Nos artistes doivent pouvoir vivre de leurs arts

Monsieur le président, madame la garde des sceaux, mes chers collègues, la France possède une culture riche, pluriséculaire, qui est probablement l’une des plus belles au monde. Elle est un haut lieu de l’art depuis la Renaissance, et – je le rappelle à mon tour – Paris a longtemps tenu la première place du marché de l’art mondial.

Pourtant, depuis les années 1960, le marché de l’art français est sur le déclin. Avec 5 % à 6 % de parts de marché à l’échelle mondiale,…

M. François Bonhomme. Même pas !

Mme Esther Benbassa. … et 19 % à l’échelon européen, la France se situe à la quatrième position, loin derrière les États-Unis – 43 % –, le Royaume-Uni – 21 % – et la Chine – 19 %.

Les raisons en sont multiples et touchent aux domaines artistique, fiscal et administratif.

Premièrement, en matière artistique, la France n’arrive plus à produire suffisamment d’œuvres répondant aux attentes du marché mondial de l’art. Sa politique culturelle s’est détournée de l’art pictural pour embrasser, à partir des années quatre-vingt, un art conceptuel qui n’a trouvé que relativement peu de débouchés sur la scène mondiale.

Deuxièmement, en matière fiscale, la France n’a pas mis en place de mécanismes suffisamment incitatifs pour que le mécénat vienne compenser l’investissement public, lequel recule depuis plusieurs décennies.
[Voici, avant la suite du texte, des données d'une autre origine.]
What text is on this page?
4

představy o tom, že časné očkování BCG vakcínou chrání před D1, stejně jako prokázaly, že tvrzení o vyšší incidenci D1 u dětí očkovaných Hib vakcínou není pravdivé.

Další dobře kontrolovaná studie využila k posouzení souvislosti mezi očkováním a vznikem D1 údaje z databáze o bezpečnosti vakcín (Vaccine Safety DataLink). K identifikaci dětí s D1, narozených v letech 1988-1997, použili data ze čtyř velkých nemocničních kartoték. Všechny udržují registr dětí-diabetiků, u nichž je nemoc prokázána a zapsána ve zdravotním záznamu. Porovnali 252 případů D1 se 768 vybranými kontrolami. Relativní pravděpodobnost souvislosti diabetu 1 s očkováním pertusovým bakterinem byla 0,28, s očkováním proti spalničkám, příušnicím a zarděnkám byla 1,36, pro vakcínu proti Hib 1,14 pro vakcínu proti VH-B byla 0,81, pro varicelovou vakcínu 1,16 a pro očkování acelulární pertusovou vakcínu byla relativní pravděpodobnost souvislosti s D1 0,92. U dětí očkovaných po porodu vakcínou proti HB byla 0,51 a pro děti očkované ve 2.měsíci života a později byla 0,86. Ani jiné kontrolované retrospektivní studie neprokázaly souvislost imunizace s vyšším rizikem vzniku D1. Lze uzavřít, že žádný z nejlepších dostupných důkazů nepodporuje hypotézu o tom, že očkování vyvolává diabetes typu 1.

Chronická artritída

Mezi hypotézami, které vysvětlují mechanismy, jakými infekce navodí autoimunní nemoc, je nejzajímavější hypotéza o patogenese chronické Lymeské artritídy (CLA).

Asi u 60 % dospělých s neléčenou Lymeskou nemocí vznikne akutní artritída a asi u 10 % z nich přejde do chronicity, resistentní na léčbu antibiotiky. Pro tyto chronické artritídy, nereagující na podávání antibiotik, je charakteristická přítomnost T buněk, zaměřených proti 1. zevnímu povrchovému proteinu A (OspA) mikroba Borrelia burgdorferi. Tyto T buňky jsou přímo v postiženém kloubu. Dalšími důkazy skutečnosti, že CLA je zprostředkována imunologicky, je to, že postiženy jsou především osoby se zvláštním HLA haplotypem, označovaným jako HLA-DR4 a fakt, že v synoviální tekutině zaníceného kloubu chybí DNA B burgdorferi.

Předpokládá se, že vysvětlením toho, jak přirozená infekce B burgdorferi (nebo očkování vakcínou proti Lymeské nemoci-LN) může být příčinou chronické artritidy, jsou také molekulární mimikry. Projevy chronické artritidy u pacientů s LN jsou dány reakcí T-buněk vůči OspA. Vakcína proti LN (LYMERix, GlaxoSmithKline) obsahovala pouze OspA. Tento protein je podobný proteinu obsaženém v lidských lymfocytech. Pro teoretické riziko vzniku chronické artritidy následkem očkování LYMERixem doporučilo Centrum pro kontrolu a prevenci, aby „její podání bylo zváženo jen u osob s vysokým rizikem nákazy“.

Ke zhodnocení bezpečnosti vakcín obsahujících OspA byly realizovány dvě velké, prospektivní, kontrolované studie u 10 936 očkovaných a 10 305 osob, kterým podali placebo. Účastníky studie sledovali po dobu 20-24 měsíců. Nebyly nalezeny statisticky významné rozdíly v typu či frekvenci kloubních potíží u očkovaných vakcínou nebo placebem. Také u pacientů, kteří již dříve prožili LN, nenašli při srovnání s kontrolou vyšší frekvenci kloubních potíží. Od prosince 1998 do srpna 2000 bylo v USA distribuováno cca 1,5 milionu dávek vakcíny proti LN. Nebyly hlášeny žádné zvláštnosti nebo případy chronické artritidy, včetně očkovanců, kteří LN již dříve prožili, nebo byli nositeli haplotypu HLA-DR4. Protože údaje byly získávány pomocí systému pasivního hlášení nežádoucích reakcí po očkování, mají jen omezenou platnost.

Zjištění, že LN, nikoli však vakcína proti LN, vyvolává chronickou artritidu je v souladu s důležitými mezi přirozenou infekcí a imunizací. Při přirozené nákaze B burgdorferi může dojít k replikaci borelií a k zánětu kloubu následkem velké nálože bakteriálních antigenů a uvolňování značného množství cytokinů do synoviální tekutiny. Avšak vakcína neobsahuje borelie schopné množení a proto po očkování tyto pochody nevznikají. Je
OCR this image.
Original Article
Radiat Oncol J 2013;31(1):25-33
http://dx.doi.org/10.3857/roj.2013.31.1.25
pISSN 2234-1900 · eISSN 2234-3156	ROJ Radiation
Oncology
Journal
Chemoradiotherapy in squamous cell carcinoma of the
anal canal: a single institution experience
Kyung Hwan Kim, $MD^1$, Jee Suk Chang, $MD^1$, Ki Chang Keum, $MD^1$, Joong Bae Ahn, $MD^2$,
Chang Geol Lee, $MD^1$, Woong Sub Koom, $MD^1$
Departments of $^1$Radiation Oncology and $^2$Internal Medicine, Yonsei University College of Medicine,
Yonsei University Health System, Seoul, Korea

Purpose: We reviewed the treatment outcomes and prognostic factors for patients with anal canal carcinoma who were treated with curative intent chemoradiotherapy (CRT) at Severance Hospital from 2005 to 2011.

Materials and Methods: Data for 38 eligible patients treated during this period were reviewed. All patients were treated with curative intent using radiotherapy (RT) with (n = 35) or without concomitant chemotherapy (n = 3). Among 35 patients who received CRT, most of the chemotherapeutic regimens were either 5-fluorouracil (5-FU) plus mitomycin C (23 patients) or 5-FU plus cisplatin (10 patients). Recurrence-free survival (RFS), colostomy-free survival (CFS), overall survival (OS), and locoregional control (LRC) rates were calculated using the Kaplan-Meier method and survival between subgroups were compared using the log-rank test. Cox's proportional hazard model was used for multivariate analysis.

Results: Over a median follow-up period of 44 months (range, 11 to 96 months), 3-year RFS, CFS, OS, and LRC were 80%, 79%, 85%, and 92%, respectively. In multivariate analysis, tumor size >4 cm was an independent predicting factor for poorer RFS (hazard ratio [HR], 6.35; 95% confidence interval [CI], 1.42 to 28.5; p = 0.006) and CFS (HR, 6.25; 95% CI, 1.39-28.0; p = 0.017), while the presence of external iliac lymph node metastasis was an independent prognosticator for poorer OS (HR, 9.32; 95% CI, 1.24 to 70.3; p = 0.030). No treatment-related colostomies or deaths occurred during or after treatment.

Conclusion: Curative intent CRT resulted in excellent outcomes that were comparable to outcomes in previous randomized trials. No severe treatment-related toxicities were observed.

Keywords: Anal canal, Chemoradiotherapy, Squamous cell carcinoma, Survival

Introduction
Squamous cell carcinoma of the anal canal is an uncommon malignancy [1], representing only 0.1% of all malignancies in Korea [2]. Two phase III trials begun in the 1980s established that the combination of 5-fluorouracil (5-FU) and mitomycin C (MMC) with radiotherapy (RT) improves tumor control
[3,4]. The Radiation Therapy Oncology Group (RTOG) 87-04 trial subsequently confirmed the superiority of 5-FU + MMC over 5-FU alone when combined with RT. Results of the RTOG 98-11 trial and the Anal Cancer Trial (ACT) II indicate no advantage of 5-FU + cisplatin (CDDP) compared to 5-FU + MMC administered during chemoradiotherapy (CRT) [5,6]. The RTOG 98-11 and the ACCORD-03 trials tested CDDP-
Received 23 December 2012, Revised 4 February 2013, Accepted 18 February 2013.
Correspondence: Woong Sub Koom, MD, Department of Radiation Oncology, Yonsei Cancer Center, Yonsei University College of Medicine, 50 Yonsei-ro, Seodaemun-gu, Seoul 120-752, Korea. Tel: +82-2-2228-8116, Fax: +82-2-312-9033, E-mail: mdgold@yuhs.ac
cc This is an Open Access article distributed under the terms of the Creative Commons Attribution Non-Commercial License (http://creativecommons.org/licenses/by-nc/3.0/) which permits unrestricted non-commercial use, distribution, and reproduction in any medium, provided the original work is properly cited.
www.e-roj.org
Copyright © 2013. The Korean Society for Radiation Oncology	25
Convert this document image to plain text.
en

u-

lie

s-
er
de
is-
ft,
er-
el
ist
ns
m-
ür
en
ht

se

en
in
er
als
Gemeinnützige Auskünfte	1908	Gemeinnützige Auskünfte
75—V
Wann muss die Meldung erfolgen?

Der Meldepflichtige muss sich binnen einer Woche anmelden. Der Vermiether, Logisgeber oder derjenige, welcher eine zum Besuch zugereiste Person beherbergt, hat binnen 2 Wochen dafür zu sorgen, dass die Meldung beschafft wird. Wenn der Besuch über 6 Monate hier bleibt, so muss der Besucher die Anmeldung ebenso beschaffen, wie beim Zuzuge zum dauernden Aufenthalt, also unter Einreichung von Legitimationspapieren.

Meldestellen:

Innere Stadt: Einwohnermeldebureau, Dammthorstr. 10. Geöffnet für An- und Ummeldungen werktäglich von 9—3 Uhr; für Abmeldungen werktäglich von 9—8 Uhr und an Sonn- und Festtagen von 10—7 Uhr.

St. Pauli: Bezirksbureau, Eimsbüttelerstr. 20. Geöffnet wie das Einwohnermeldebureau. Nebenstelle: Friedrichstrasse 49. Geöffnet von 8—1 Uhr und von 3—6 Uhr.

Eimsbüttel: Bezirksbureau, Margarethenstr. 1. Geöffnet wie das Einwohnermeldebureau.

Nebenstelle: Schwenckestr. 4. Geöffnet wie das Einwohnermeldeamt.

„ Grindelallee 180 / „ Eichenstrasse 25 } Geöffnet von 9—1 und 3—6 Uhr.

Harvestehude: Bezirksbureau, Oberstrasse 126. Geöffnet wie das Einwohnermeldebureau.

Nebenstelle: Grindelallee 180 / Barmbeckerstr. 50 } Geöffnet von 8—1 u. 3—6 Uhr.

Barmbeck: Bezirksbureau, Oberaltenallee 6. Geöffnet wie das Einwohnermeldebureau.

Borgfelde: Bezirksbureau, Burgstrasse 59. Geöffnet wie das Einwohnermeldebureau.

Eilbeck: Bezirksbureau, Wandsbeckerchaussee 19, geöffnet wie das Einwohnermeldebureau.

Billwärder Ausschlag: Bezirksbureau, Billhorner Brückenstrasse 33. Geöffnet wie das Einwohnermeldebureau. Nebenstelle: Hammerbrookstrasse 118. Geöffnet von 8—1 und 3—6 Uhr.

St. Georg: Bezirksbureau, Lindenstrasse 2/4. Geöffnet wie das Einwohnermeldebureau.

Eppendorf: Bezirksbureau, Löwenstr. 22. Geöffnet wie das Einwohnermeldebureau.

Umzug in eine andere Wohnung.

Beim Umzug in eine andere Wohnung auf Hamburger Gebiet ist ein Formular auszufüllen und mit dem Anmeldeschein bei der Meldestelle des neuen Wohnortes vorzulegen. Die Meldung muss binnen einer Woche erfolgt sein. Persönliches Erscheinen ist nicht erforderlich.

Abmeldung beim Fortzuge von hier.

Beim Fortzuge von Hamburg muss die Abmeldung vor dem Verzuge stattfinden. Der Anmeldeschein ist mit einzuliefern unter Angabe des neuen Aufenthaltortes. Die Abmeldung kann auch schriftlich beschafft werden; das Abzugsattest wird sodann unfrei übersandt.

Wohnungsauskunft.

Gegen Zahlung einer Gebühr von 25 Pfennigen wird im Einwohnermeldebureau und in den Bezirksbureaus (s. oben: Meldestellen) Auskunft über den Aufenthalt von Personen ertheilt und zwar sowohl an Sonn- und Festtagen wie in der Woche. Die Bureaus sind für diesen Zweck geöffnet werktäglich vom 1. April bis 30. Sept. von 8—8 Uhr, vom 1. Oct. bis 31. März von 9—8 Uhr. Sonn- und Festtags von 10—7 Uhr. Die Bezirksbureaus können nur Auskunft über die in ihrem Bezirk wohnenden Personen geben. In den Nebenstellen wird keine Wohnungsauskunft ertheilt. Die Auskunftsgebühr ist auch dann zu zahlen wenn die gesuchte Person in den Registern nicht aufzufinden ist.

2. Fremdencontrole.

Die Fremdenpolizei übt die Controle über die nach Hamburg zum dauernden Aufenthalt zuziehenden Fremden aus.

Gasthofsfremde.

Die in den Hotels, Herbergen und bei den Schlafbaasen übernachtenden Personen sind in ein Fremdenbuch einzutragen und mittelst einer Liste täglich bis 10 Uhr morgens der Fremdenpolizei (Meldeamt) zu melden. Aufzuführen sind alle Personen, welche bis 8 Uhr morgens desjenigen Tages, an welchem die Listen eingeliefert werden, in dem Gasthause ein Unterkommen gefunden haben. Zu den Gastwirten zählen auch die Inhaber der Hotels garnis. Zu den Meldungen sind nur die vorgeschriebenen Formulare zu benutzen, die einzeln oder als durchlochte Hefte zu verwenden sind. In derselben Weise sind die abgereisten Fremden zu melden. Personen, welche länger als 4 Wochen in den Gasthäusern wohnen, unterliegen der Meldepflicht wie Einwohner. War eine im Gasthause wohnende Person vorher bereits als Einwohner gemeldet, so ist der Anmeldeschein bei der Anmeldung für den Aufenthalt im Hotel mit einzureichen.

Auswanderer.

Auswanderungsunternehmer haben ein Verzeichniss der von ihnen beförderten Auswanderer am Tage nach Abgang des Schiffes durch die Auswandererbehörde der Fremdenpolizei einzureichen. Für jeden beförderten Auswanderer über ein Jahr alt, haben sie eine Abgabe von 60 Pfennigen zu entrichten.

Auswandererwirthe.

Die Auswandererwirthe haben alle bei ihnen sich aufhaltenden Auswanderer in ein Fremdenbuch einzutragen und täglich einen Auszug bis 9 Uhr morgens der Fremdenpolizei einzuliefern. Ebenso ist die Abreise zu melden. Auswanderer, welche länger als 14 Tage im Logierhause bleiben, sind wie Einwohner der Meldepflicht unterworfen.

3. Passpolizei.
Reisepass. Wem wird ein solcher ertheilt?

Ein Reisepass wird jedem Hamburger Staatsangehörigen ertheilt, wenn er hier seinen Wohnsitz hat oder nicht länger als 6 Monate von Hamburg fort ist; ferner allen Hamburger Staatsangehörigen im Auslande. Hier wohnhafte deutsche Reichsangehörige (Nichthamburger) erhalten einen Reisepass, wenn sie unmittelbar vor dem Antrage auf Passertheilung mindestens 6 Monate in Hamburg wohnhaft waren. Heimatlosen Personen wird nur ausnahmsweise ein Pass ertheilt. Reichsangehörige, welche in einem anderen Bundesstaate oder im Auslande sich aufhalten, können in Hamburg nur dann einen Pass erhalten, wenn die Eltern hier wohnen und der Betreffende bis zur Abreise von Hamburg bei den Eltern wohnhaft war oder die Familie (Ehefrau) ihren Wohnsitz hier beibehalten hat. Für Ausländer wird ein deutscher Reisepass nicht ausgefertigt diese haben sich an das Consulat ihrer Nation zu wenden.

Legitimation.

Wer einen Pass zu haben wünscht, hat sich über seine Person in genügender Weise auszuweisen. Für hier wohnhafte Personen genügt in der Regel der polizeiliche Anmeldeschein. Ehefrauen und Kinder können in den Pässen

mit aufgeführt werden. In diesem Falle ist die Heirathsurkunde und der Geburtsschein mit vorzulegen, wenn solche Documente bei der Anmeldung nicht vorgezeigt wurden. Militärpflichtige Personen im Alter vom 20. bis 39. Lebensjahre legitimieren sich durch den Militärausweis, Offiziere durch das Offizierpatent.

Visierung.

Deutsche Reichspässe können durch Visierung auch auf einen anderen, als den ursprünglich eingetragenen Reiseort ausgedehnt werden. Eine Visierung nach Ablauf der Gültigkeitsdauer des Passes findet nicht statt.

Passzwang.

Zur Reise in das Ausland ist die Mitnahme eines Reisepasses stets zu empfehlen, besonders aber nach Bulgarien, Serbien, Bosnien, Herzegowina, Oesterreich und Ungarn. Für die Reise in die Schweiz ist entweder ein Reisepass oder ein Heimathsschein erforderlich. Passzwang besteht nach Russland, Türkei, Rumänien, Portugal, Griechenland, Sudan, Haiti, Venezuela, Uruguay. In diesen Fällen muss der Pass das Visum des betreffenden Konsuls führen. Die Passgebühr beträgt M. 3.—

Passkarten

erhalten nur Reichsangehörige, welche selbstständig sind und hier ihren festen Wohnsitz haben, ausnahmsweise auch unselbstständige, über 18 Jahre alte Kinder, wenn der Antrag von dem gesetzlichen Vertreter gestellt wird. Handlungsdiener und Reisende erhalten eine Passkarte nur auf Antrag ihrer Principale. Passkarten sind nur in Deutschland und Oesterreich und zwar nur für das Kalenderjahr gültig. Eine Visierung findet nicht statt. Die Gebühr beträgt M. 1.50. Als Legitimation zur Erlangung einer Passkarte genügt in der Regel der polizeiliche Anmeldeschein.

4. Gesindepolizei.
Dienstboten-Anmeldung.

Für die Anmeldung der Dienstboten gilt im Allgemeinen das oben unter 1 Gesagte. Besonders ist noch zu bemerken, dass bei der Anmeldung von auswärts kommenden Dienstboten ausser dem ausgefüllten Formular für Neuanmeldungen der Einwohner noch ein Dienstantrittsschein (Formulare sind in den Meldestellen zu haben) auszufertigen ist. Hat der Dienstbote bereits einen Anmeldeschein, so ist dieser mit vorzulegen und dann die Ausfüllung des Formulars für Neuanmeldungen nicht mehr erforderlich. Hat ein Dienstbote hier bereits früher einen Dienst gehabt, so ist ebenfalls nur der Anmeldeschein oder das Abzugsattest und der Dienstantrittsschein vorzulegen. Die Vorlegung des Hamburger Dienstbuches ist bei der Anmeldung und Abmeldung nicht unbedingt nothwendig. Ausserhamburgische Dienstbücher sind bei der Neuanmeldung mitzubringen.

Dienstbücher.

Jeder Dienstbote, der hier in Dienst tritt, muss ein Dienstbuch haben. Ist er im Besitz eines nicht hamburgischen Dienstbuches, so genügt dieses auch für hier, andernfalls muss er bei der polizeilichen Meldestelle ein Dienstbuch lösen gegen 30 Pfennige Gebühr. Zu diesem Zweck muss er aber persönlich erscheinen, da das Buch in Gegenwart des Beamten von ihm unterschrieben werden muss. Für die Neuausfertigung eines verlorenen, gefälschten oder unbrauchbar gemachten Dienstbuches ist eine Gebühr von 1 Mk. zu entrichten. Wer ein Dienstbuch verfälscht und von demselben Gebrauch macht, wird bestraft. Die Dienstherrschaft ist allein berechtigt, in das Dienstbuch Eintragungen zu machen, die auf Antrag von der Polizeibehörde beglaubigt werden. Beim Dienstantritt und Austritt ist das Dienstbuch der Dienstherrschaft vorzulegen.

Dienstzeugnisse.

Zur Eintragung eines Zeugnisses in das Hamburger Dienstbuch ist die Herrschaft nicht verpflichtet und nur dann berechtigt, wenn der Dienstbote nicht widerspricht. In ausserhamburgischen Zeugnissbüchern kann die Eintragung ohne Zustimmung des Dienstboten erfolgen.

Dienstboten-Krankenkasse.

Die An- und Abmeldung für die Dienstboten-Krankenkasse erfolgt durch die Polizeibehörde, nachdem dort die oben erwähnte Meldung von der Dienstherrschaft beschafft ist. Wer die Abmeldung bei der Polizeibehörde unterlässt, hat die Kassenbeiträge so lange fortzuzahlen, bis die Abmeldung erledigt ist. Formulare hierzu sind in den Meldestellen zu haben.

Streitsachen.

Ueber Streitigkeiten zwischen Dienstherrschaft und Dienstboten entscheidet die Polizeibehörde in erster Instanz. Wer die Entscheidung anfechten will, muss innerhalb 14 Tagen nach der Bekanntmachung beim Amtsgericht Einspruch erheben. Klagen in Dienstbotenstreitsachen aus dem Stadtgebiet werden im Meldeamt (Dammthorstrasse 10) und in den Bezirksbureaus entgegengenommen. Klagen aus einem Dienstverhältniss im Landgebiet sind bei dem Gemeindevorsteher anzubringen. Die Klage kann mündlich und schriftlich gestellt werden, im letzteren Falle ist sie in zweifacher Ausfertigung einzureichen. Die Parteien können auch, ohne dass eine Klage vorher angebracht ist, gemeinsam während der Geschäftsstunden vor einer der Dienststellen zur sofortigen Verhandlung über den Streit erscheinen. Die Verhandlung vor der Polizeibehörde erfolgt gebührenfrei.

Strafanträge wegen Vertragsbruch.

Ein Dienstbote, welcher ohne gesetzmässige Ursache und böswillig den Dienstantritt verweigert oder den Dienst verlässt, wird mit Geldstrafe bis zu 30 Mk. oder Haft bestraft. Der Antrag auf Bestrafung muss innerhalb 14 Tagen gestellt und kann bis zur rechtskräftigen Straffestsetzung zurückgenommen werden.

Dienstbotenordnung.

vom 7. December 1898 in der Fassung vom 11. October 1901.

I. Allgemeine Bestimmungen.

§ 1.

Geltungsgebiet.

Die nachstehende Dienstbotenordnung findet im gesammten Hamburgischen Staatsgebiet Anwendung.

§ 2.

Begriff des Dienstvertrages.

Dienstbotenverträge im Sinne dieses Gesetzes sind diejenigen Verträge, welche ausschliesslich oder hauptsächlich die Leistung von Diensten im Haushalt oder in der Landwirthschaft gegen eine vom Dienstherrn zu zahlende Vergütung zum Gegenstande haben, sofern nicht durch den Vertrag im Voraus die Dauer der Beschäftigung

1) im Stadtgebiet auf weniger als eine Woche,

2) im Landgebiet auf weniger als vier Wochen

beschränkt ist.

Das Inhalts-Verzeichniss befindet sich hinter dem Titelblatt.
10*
La loi Aillagon de 2003 avait pourtant réformé les modalités des dons des particuliers, du mécénat des entreprises et de la fiscalité des fondations. Mais, de toute évidence, ce n’était pas suffisant pour que le secteur privé assure le maintien d’une véritable politique culturelle de qualité, là où l’État devenait défaillant.

Le Conseil des ventes volontaires, ou CVV, pose un problème de taille. Dès sa création, en 2011, les élus du groupe CRC ont alerté quant aux difficultés que pouvait causer une autorité de régulation venant libéraliser le marché de l’art. Cette mesure a permis de faire la part belle aux grandes maisons de vente mondialement célèbres, au détriment des petites maisons françaises.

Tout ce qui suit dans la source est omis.